The LED is not in and of itself strong-enough to resist the potential applied across it- That is specifically why the datasheet is telling you it can only withstand a potential across it of 2VDC. That's the first thing. The second thing is how much energy you blow through it- in this case, the datasheet apparently says 20mA. Understand that just because a datasheet provides a MAXIMUM current value of 20mA, it does not mean you should actually operate the device at that level (or should you). There will usually be no appreciable difference between 8-10mA and 20mA, depending on color.

The resistor you use is doing a couple of things- it is taking up the slack for the voltage the LED can't handle, and it is limiting the current through the LED to what you designate you want to run through it.
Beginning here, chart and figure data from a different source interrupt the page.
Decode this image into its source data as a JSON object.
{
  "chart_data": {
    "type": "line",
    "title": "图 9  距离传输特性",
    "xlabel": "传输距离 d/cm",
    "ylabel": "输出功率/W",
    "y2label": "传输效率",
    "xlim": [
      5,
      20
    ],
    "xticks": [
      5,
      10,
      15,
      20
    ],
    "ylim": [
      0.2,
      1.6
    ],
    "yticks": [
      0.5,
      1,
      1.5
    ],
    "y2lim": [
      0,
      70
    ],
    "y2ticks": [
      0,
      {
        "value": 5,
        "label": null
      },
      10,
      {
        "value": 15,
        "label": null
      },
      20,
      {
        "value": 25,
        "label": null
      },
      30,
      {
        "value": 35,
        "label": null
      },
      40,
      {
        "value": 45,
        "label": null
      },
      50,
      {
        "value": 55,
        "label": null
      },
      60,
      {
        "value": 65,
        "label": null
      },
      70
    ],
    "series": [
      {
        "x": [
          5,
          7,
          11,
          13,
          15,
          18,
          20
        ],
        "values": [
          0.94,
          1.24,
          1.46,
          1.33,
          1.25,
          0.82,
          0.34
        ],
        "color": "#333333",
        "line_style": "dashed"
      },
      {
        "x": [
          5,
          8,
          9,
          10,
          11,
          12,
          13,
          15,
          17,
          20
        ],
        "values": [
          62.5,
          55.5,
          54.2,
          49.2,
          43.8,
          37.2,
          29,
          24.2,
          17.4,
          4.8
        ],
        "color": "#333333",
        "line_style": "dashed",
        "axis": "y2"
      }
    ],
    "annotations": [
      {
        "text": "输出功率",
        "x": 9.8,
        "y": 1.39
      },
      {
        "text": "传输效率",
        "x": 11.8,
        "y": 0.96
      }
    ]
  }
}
The heat being dissipated by the resistor is NOT excess or left-over, it's actually only the heat being generated by the amount of current you are limiting the LED to. That's an important point. The resistor cannot dissipate energy that isn't flowing through it. And it certainly is NOT carrying the full current of your power-supply.

So, Ohm's Laws says:

R = E / I
R = 5-2 / 0.008
R = 3 / 0.008
R = 375 Ohms

In this case, we'll go with 360 Ohms (it's the closest available).

I = E / R
I = 5-2 / 360
I = 3 / 360
I = 0.0083 (or 8.3mA).

Now that you know how much current is flowing, and what resistor to use, you can calculate how fat a resistor you need, based on what it's dissipating:

Watt's Law is handy here:

P = I E
P = 0.0083 * 3
P = 0.0249 Watts
P = 24.9mW

Now that you know how much energy is dissipated, you can size the resistor. An 8th Watt (1/8th of a Watt) Resistor will dissipate 250mW. For safety, you want a resistor that can handle twice what your Wattage requirements are. Therefore, 24.9*2 = 49.8mW . That small amount is far less than 250mW, so you can use an 8th-Watt resistor.

Hope that helps.

One point I would like to mention is the circuits which are meant to be drive LEDs. The constant current circuitry can come in handy to save power when multiple LEDs are needed to be driven.

Without the resistor to limit current flow, the LED heats up, draws even more current, and burns out. On high power LEDs, an active circuit to control the current is used instead, acting the same as a switching power supply.